Recommendations for solutions to address these problems are plentiful, although, as many women recognize, it is a long process. Ilaria Cruz, a Guarani woman from Paraguay, proposed establishing agroecological schools to prepare Indigenous youth for the task of maintaining food sovereignty. She said that in her community, Indigenous organizations are saving seeds and have engaged in seed exchanges whereby they share successful seeds and maintain them by continuing to plant them. Alice, a Maasai woman from Kenya, describes how the women in her community have sought assistance from the government in address an inability to access water for growing food. They began planting greens and vegetables at the household level, and when climate change altered rain patterns, they again consulted with the government and now have a greenhouse, in which they can grow food in less time with less water. Despite the challenges, women’s self-determination is allowing them to face the issues and develop solutions. They need to learn to use irrigation systems and how to access markets but, she says, “I am sure we are able to produce a lot.” Cecilia Brito and her community are implementing a project to teach families to produce food at the household level and to bring in a small income. Her organization offers workshops to gather traditional knowledge about native foods and to teach people to produce their own food again based on the wisdom of their ancestors, creating “cooperation between the past and the present.”

Indigenous women are especially important to the fight for food sovereignty.
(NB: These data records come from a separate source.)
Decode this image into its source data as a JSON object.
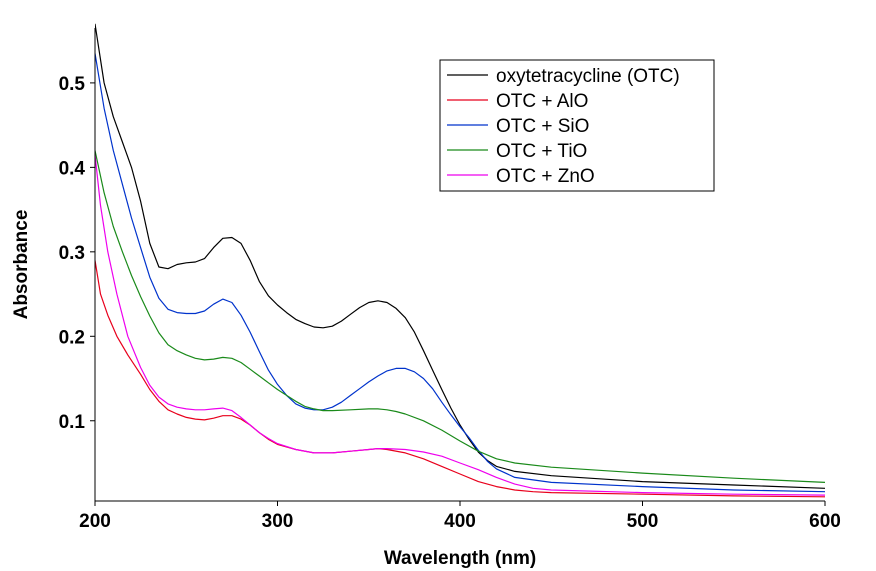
{
  "chart_data": {
    "type": "line",
    "title": "",
    "xlabel": "Wavelength (nm)",
    "ylabel": "Absorbance",
    "xlim": [
      200,
      600
    ],
    "ylim": [
      0.005,
      0.565
    ],
    "xticks": [
      200,
      300,
      400,
      500,
      600
    ],
    "yticks": [
      0.1,
      0.2,
      0.3,
      0.4,
      0.5
    ],
    "legend_position": "top-right",
    "series": [
      {
        "name": "oxytetracycline (OTC)",
        "color": "#000000",
        "points": [
          [
            200,
            0.57
          ],
          [
            205,
            0.5
          ],
          [
            210,
            0.46
          ],
          [
            215,
            0.43
          ],
          [
            220,
            0.4
          ],
          [
            225,
            0.36
          ],
          [
            230,
            0.31
          ],
          [
            235,
            0.282
          ],
          [
            240,
            0.28
          ],
          [
            245,
            0.285
          ],
          [
            250,
            0.287
          ],
          [
            255,
            0.288
          ],
          [
            260,
            0.292
          ],
          [
            265,
            0.305
          ],
          [
            270,
            0.316
          ],
          [
            275,
            0.317
          ],
          [
            280,
            0.31
          ],
          [
            285,
            0.29
          ],
          [
            290,
            0.265
          ],
          [
            295,
            0.248
          ],
          [
            300,
            0.237
          ],
          [
            305,
            0.228
          ],
          [
            310,
            0.22
          ],
          [
            315,
            0.215
          ],
          [
            320,
            0.211
          ],
          [
            325,
            0.21
          ],
          [
            330,
            0.212
          ],
          [
            335,
            0.218
          ],
          [
            340,
            0.226
          ],
          [
            345,
            0.234
          ],
          [
            350,
            0.24
          ],
          [
            355,
            0.242
          ],
          [
            360,
            0.24
          ],
          [
            365,
            0.233
          ],
          [
            370,
            0.222
          ],
          [
            375,
            0.205
          ],
          [
            380,
            0.183
          ],
          [
            385,
            0.16
          ],
          [
            390,
            0.137
          ],
          [
            395,
            0.115
          ],
          [
            400,
            0.095
          ],
          [
            405,
            0.078
          ],
          [
            410,
            0.063
          ],
          [
            415,
            0.053
          ],
          [
            420,
            0.046
          ],
          [
            430,
            0.04
          ],
          [
            450,
            0.035
          ],
          [
            500,
            0.028
          ],
          [
            550,
            0.024
          ],
          [
            600,
            0.02
          ]
        ]
      },
      {
        "name": "OTC + AlO",
        "color": "#e8001c",
        "points": [
          [
            200,
            0.29
          ],
          [
            203,
            0.25
          ],
          [
            207,
            0.225
          ],
          [
            212,
            0.2
          ],
          [
            218,
            0.178
          ],
          [
            225,
            0.155
          ],
          [
            230,
            0.137
          ],
          [
            235,
            0.123
          ],
          [
            240,
            0.113
          ],
          [
            245,
            0.108
          ],
          [
            250,
            0.104
          ],
          [
            255,
            0.102
          ],
          [
            260,
            0.101
          ],
          [
            265,
            0.103
          ],
          [
            270,
            0.106
          ],
          [
            275,
            0.106
          ],
          [
            280,
            0.102
          ],
          [
            285,
            0.095
          ],
          [
            290,
            0.086
          ],
          [
            295,
            0.078
          ],
          [
            300,
            0.072
          ],
          [
            310,
            0.066
          ],
          [
            320,
            0.062
          ],
          [
            330,
            0.062
          ],
          [
            340,
            0.064
          ],
          [
            350,
            0.066
          ],
          [
            355,
            0.067
          ],
          [
            360,
            0.066
          ],
          [
            370,
            0.062
          ],
          [
            380,
            0.055
          ],
          [
            390,
            0.046
          ],
          [
            400,
            0.037
          ],
          [
            410,
            0.028
          ],
          [
            420,
            0.022
          ],
          [
            430,
            0.018
          ],
          [
            440,
            0.016
          ],
          [
            450,
            0.015
          ],
          [
            500,
            0.013
          ],
          [
            550,
            0.011
          ],
          [
            600,
            0.01
          ]
        ]
      },
      {
        "name": "OTC + SiO",
        "color": "#0033cc",
        "points": [
          [
            200,
            0.535
          ],
          [
            205,
            0.47
          ],
          [
            210,
            0.42
          ],
          [
            215,
            0.38
          ],
          [
            220,
            0.34
          ],
          [
            225,
            0.305
          ],
          [
            230,
            0.27
          ],
          [
            235,
            0.245
          ],
          [
            240,
            0.232
          ],
          [
            245,
            0.228
          ],
          [
            250,
            0.227
          ],
          [
            255,
            0.227
          ],
          [
            260,
            0.23
          ],
          [
            265,
            0.238
          ],
          [
            270,
            0.244
          ],
          [
            275,
            0.24
          ],
          [
            280,
            0.225
          ],
          [
            285,
            0.205
          ],
          [
            290,
            0.182
          ],
          [
            295,
            0.16
          ],
          [
            300,
            0.143
          ],
          [
            305,
            0.13
          ],
          [
            310,
            0.12
          ],
          [
            315,
            0.115
          ],
          [
            320,
            0.113
          ],
          [
            325,
            0.113
          ],
          [
            330,
            0.116
          ],
          [
            335,
            0.122
          ],
          [
            340,
            0.13
          ],
          [
            345,
            0.138
          ],
          [
            350,
            0.146
          ],
          [
            355,
            0.153
          ],
          [
            360,
            0.159
          ],
          [
            365,
            0.162
          ],
          [
            370,
            0.162
          ],
          [
            375,
            0.158
          ],
          [
            380,
            0.15
          ],
          [
            385,
            0.138
          ],
          [
            390,
            0.122
          ],
          [
            395,
            0.107
          ],
          [
            400,
            0.093
          ],
          [
            405,
            0.08
          ],
          [
            410,
            0.065
          ],
          [
            415,
            0.052
          ],
          [
            420,
            0.043
          ],
          [
            430,
            0.033
          ],
          [
            450,
            0.027
          ],
          [
            500,
            0.022
          ],
          [
            550,
            0.018
          ],
          [
            600,
            0.016
          ]
        ]
      },
      {
        "name": "OTC + TiO",
        "color": "#1a8a1a",
        "points": [
          [
            200,
            0.42
          ],
          [
            205,
            0.37
          ],
          [
            210,
            0.33
          ],
          [
            215,
            0.3
          ],
          [
            220,
            0.272
          ],
          [
            225,
            0.247
          ],
          [
            230,
            0.224
          ],
          [
            235,
            0.204
          ],
          [
            240,
            0.19
          ],
          [
            245,
            0.183
          ],
          [
            250,
            0.178
          ],
          [
            255,
            0.174
          ],
          [
            260,
            0.172
          ],
          [
            265,
            0.173
          ],
          [
            270,
            0.175
          ],
          [
            275,
            0.174
          ],
          [
            280,
            0.169
          ],
          [
            285,
            0.161
          ],
          [
            290,
            0.153
          ],
          [
            295,
            0.145
          ],
          [
            300,
            0.137
          ],
          [
            305,
            0.13
          ],
          [
            310,
            0.123
          ],
          [
            315,
            0.117
          ],
          [
            320,
            0.114
          ],
          [
            325,
            0.112
          ],
          [
            330,
            0.112
          ],
          [
            340,
            0.113
          ],
          [
            350,
            0.114
          ],
          [
            355,
            0.114
          ],
          [
            360,
            0.113
          ],
          [
            365,
            0.111
          ],
          [
            370,
            0.108
          ],
          [
            380,
            0.1
          ],
          [
            390,
            0.089
          ],
          [
            400,
            0.076
          ],
          [
            410,
            0.064
          ],
          [
            420,
            0.055
          ],
          [
            430,
            0.05
          ],
          [
            450,
            0.045
          ],
          [
            500,
            0.038
          ],
          [
            550,
            0.032
          ],
          [
            600,
            0.027
          ]
        ]
      },
      {
        "name": "OTC + ZnO",
        "color": "#ee00ee",
        "points": [
          [
            200,
            0.415
          ],
          [
            203,
            0.355
          ],
          [
            207,
            0.3
          ],
          [
            212,
            0.25
          ],
          [
            218,
            0.2
          ],
          [
            225,
            0.163
          ],
          [
            230,
            0.142
          ],
          [
            235,
            0.128
          ],
          [
            240,
            0.12
          ],
          [
            245,
            0.116
          ],
          [
            250,
            0.114
          ],
          [
            255,
            0.113
          ],
          [
            260,
            0.113
          ],
          [
            265,
            0.114
          ],
          [
            270,
            0.115
          ],
          [
            275,
            0.112
          ],
          [
            280,
            0.104
          ],
          [
            285,
            0.095
          ],
          [
            290,
            0.086
          ],
          [
            295,
            0.079
          ],
          [
            300,
            0.073
          ],
          [
            310,
            0.066
          ],
          [
            320,
            0.062
          ],
          [
            330,
            0.062
          ],
          [
            340,
            0.064
          ],
          [
            350,
            0.066
          ],
          [
            355,
            0.067
          ],
          [
            360,
            0.067
          ],
          [
            370,
            0.066
          ],
          [
            380,
            0.063
          ],
          [
            390,
            0.058
          ],
          [
            400,
            0.05
          ],
          [
            410,
            0.042
          ],
          [
            420,
            0.033
          ],
          [
            430,
            0.025
          ],
          [
            440,
            0.02
          ],
          [
            450,
            0.018
          ],
          [
            500,
            0.015
          ],
          [
            550,
            0.013
          ],
          [
            600,
            0.012
          ]
        ]
      }
    ]
  }
}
Cecilia Brito explained, “The special role of the Indigenous woman is to maintain the ways of our ancestors. [We fulfill] the important role of preserving our cultures. We produce and reproduce. For the most part, women are in our homes each day with our children, with our family, while the men go out. The woman is the one who most works the earth. As women we hold an important role as protagonists in moving forward.” All of the Indigenous women who spoke emphasized working toward food sovereignty and encouraging their families and communities to do so largely falls to them. Brito’s organization in particular is working to change this paradigm by encouraging couples and their children to produce food for their families together. As Brito puts it, and as the rest of the women agreed, they do this work “to preserve, to continue holding onto that which is ours.”